FROZEN BANANA LOLLIES DIPPED IN YOGURT

 

Ingredients

·      2 bananas

·      100g natural yogurt

·      1 tsp vanilla extract

·      1/2 tsp cinnamon

Directions

·      This recipe is super simple! First mix the yogurt with the vanilla and cinnamon.

·      Then halve the bananas, dip them in the yogurt, place in a container and freeze. Your lollies should be ready to eat after about an hour.

 

 

VEGETABLE FRITTATA

 

Ingredients

·       2 tbsp coconut oil or butter

·       1 spring onions, finely chopped

·       1 pinch sea salt

·       100g tenderstem broccoli, finely chopped

·       200g button mushrooms, finely chopped

·       200g cherry tomatoes, quartered

·       10 eggs, beaten

Directions

·      Preheat the grill.

·      Melt the oil in a large, wide pan on the hob and add the onion and a pinch of salt. Cook for 3 minutes until golden. Add the broccoli, mushrooms and cherry tomatoes and cook for another 5 minutes.

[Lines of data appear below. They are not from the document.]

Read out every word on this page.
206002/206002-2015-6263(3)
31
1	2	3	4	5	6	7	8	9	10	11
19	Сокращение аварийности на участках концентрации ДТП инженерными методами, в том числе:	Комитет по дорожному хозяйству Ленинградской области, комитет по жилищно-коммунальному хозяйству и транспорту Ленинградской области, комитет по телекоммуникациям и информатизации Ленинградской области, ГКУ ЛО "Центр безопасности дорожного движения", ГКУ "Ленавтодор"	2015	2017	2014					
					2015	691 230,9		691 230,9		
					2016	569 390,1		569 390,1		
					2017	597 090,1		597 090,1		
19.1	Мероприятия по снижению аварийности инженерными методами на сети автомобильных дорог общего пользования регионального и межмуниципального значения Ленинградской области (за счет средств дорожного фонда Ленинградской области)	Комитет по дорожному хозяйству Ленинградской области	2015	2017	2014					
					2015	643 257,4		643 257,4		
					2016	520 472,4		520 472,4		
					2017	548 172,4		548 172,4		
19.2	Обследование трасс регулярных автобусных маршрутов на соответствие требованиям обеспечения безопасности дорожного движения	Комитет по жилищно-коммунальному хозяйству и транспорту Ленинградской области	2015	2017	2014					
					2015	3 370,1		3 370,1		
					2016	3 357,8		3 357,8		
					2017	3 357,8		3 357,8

·      Pour over the eggs, and stir well. Allow this to cook on a low heat for 8 minutes until the bottom sets, then transfer the pan to the grill for 4-5 minutes until the top is deliciously golden. Serve warm, chopped into the right size for your child.

 

 

BANANA AND APPLE OAT BARS

 

Ingredients

·       6 apples

·       120g melted coconut oil or butter

·       1 orange, zested and juiced

·       1 tsp cinnamon

·       200g porridge oats

·       2 tbsp maple syrup or coconut sugar

·       1 ripe banana, mashed

·       1 tsp baking powder

Directions

·      Preheat the oven to 180°C.

·      Core 5 of your apples and chop into tiny pieces. Throw them into a pot on the hob with 20g of the butter / coconut oil, the juice and zest of your orange, the juice, and ½ tsp of your cinnamon. Cook on a low heat for 15 minutes.

·      Meanwhile, mix the oats, maple syrup / coconut sugar, mashed banana, baking powder, the remaining 100g of coconut oil / butter and the other ½ tsp of cinnamon together. Line a small baking tray with greaseproof paper and pour half the mixture into it, pushing down with your fingers. Bake in the oven for 10 minutes until golden.

·      Allow to cool for 5 minutes then pour over the stewed apples. Top with the rest of the oat mix.

·      Thinly slice up the last apple and place it on top for decoration. Bake in the oven for a further 25 minutes until golden. Leave to cool for 10 minutes then transfer to the freezer for half an hour to set. Once cold, slice into bars and store in the fridge.

·      These are a great afternoon snack and they last for a week in the fridge.